Thursday 20 August 2009

How to win the argument for fair rewards

The proposal for a High Pay Commission is fine as far as it goes, but the brief is a bit woolly and the idea that policy prescriptions can be recommended now (before the Commission has done any work) looks a bit odd, writes David Coats of the Work Foundation, responding to the campaign launched by the pressure group Compass this week.

The salary cap is where the media will focus their attention and the risk is that the debate becomes polarised and the real issues get obscured. This suits both the orthodox right and the ultra-left. It is so much easier to push the discussion to extremes:"if you're against high pay you are anti-business" versus "nothing will change until we have transformed capitalism".

Following the Low Pay Commmission model doesn't seem quite right - the Low Pay Commission is a permanent body with a clear and simple task: recommending increases in the level of the National Minimum Wage. What is needed here is a process that gathers evidence and tests arguments over (say) two years before making any recommendations.

Of course, there has to be some foundation of principle on which to build. The simplest starting point would be to say that pay across the whole earnings distribution must guarantee the rate for the job and offer felt fair differentials. In other words, articulating a principle of fairness is essential for the political legitimacy of the exercise. Public confidence in the process will be low if any other approach is adopted.

This suggests in turn that the inquiry should look at the whole of the earnings distribution - not just the top - and diagnose why the middle and the bottom are falling behind.

More specifically the inquiry should address the following questions:

* Is there a relationship between talent and reward? What explains the escalating pay of those at the top? Which factors are important?

* How does the labour market for the highest paid actually work? Is it true that these rewards are driven by nothing more than the desire to recruit and retain the best? Or is there collusion and mutual backscratching generating the upward spiral of top pay?

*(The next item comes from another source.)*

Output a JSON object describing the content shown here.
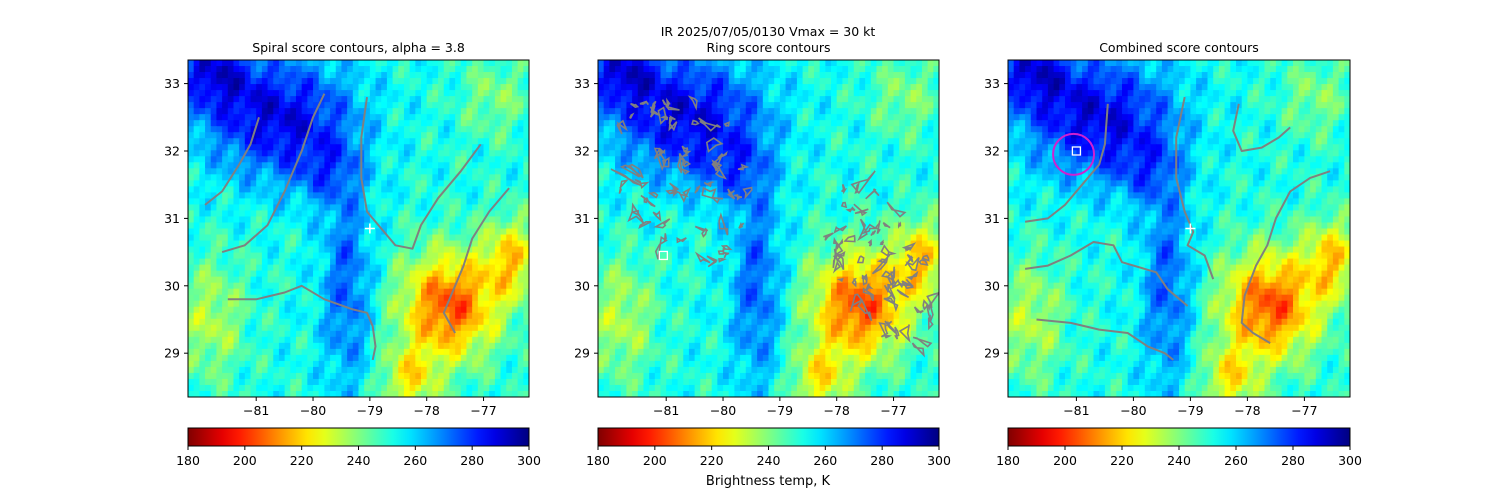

* Is it true that most of the high value financial services sector would decamp to Dubai or New York if an effort was made to curb excesses at the top? If people did leave then how would this affect the UK economy? Would it matter at all?

* Are we talking about an exclusively Anglo-Saxon phenomenon here or have all developed countries seen an explosion of excessive rewards at the top? How have countries achieved more equitable outcomes? Where is the balance struck in those countries between regulation, taxation and social norms?

* Would it be practical to use salary caps (or average to top ratios) to restrain the exceses of the highest paid? What other instruments would work in the UK? Are corporate governance reforms needed - more transparency in the reporting of pay for eg?

The goal must be to get the rich to change their behaviour and establish a robust consensus about fair rewards. Of course people are legitimately angry about the excesses in the City, but the return to business as usual suggests that anger and headline catching initiatives (like the proposals for the Top Pay Commission) are unlikely to bring about the change that we need.

The New Right in the 80s and 90s removed the stigma associated with excessive wealth. Conspicuous consumption, which disappeared for most of the period between 1945 and 1980, has become a source of approbation over the last twenty years. If we want to establish equally effective social norms in the future then we must be clear that this is the nature of the enterprise.

The arguments of City (and business) apologists must be tackled head on through an accumulation of evidence rather than a polemic driven by the politics of envy.

The advocacy of simple solutions may make us all feel bettter. But achieving a fairer distribution of earnings is a complex process (what can we do about the reliance on low pay despite the successes of the National Minimum Wage?

How can we achieve fair shares for those in 'middling' jobs?

What can be done to restrain excess at the top?

Rising to that challenge demands a comprehensive strategy with a clear economic policy narrative ("if we do this we will do capitalism better").

Progressive political leadership is all about distilling straightforward stories from compelling evidence, enabling people to make sense of the world in which they live. So far, the centre-left in the UK has failed to offer a critique that avoids the seductions of either socialist transformation on the one hand or the desire for a return to post-war social democracy on the other.

Responding to that challenge is essential if we are to meet the admirable objectives endorsed by the supporters of the Compass statement.

3 comments:

_______ said...

All the solutions I can think of are:

A living wage
High taxes on bonuses
Higher capital gains tax and regulations

But we need world government else all the businesses bugger off abroad for lower taxes and less regulations.

How can the argument for world government or social Europe be put forward to the British general public? That seems crucial.

Unknown said...

A Chesterton phrase comes to mind; 'too much capitalism doesn't mean too many capitalists; it means too few capitalists'. I think the answer must lie along these lines.

Letters From A Tory said...

Mike, don't you think 50% taxes on bonuses is quite enough for the government? I bet you'd be pissed off if the Government took 50% of what you earned for your hard work and talent.

Sunder, "Of course people are legitimately angry about the excesses in the City" - really? What makes their anger 'legitimate'? Socialism is the politics of envy, which is why people are angry at others getting paid so much more, but there is nothing 'legitimate' about this.

Unlike those on the Left, I understand that some industries pay considerably more than others, and if I was talented and driven enough then I could have chased the same salary too. These people would not get paid anything like the sums that they get paid if they were not talented enough to warrant it.